A morte per 45 grammi di eroina: fissata un'altra esecuzione di un malaysiano a Singapore
Datchinamurthy Kataiah, 39 anni, sarà impiccato domani nel carcere di Changi quattordici anni dopo il suo arresto. L'appello della sorella contro una pena "troppo severa ed estrema per un'azione ingenua compiuta da un giovane". L'appello di 33 ong locali per una moratoria dopo che per la prima volta il governo Wong promosso un caso di commutazione della pena. Attualmente 40 persone si trovano nel braccio della morte.
Kuala Lumpur (AsiaNews) – A Singapore è fissata per domani, giovedì 25 settembre, l’esecuzione capitale di un cittadino malaysiano condannato a morte per traffico di droga.
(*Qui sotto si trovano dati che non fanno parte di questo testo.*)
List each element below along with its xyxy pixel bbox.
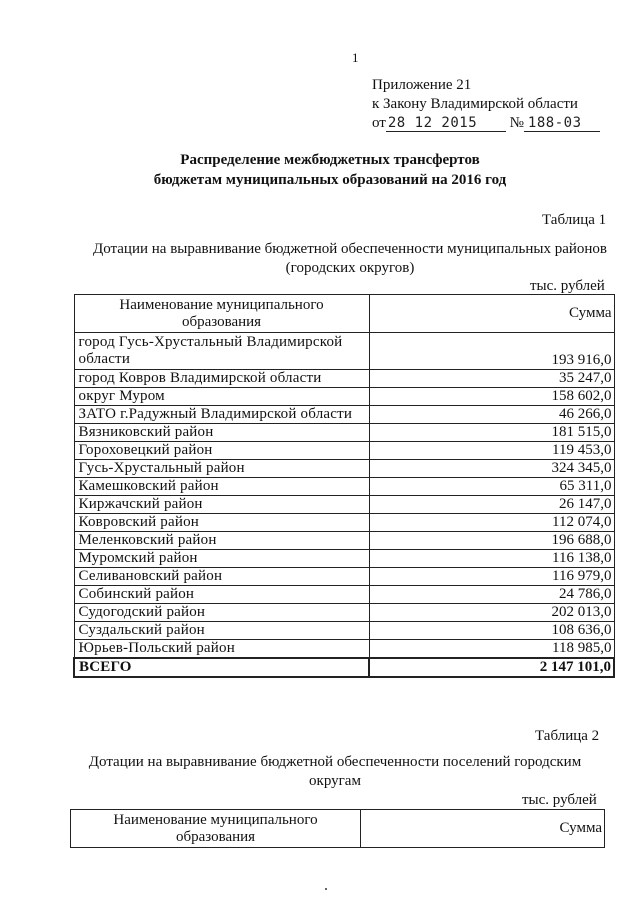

Una vicenda che sta riaccendendo le critiche contro l’uso della pena di morte da parte della città-Stato.
La sua famiglia ha ricevuto la notifica che Datchinamurthy Kataiah, 39 anni, sarà impiccato nel carcere di Changi. A renderlo noto è stato Kokila Annamalai, del collettivo Transformative Justice Collective, un gruppo che si batte per l’abolizione della pena di morte a Singapore. Se eseguita, l’esecuzione di Datchinamurthy sarà l’undicesima impiccagione a Singapore nel 2025 e la terza che coinvolge un cittadino della Malaysia.
Datchinamurthy era stato arrestato nel 2011 e successivamente condannato per traffico di circa 45 grammi di eroina in Singapore. In base alle severe leggi singaporiane, il possesso di oltre 15 grammi di eroina o 500 grammi di cannabis comporta automaticamente la condanna a morte. L’uomo doveva essere messo a morte già nel 2022, ma ottenne una sospensione dell’esecuzione grazie a un ricorso che è stato però respinto dai tribunali in agosto, aprendo la strada all’esecuzione.
I critici sostengono che le rigide leggi antidroga di Singapore colpiscano in modo sproporzionato corrieri e piccoli trafficanti, invece di smantellare i grandi cartelli responsabili del traffico internazionale. Durante una conferenza stampa congiunta con Amnesty International Malaysia e la Anti-Death Penalty Asia Network, Kokila ha letto una lettera scritta da Rani, la sorella di Datchinamurthy, giunta a Singapore per trascorrere con lui i suoi ultimi giorni. Secondo quanto riportato, Datchinamurthy "non si opponeva alla punizione", ma riteneva che la pena di morte fosse "troppo severa ed estrema per un’azione ingenua compiuta da un giovane uomo”.
Trentatré organizzazioni della società civile, incluse le tre citate, hanno firmato una dichiarazione congiunta chiedendo a Singapore di sospendere tutte le esecuzioni imminenti. Almeno tre cittadini della Malaysia e un singaporiano, tutti condannati per reati legati alla droga, sono infatti a rischio esecuzione dopo aver esaurito i ricorsi.
I gruppi per i diritti umani sottolineano un caso recente come prova che un cambiamento è possibile: il mese scorso, il presidente Tharman Shanmugaratnam ha commutato una condanna a morte in ergastolo, su consiglio del governo del premier Lawrence Wong - un gesto di clemenza senza precedenti dal 1998. "Questo dimostra che il cambiamento è possibile", hanno dichiarato, esortando il governo ad estendere la stessa compassione anche agli altri casi in sospeso.
Le organizzazioni hanno inoltre chiesto alla Malaysia - che ha abolito la pena di morte obbligatoria nel 2023 e attualmente presiede l’ASEAN - di assumere una posizione più decisa in difesa dei propri cittadini coinvolti in casi di droga all’estero. Secondo il rapporto globale 2024 di Amnesty International, la Malaysia ha già commutato in pene detentive oltre 1.000 condanne a morte dopo la riforma. Al contrario Singapore ha rafforzato la sua posizione: Amnesty riferisce che la città-Stato ha effettuato 9 esecuzioni nel 2024, rispetto alle 5 dell’anno precedente, sei delle quali in soli due mesi. Attualmente, oltre 40 persone si trovano nel braccio della morte a Singapore.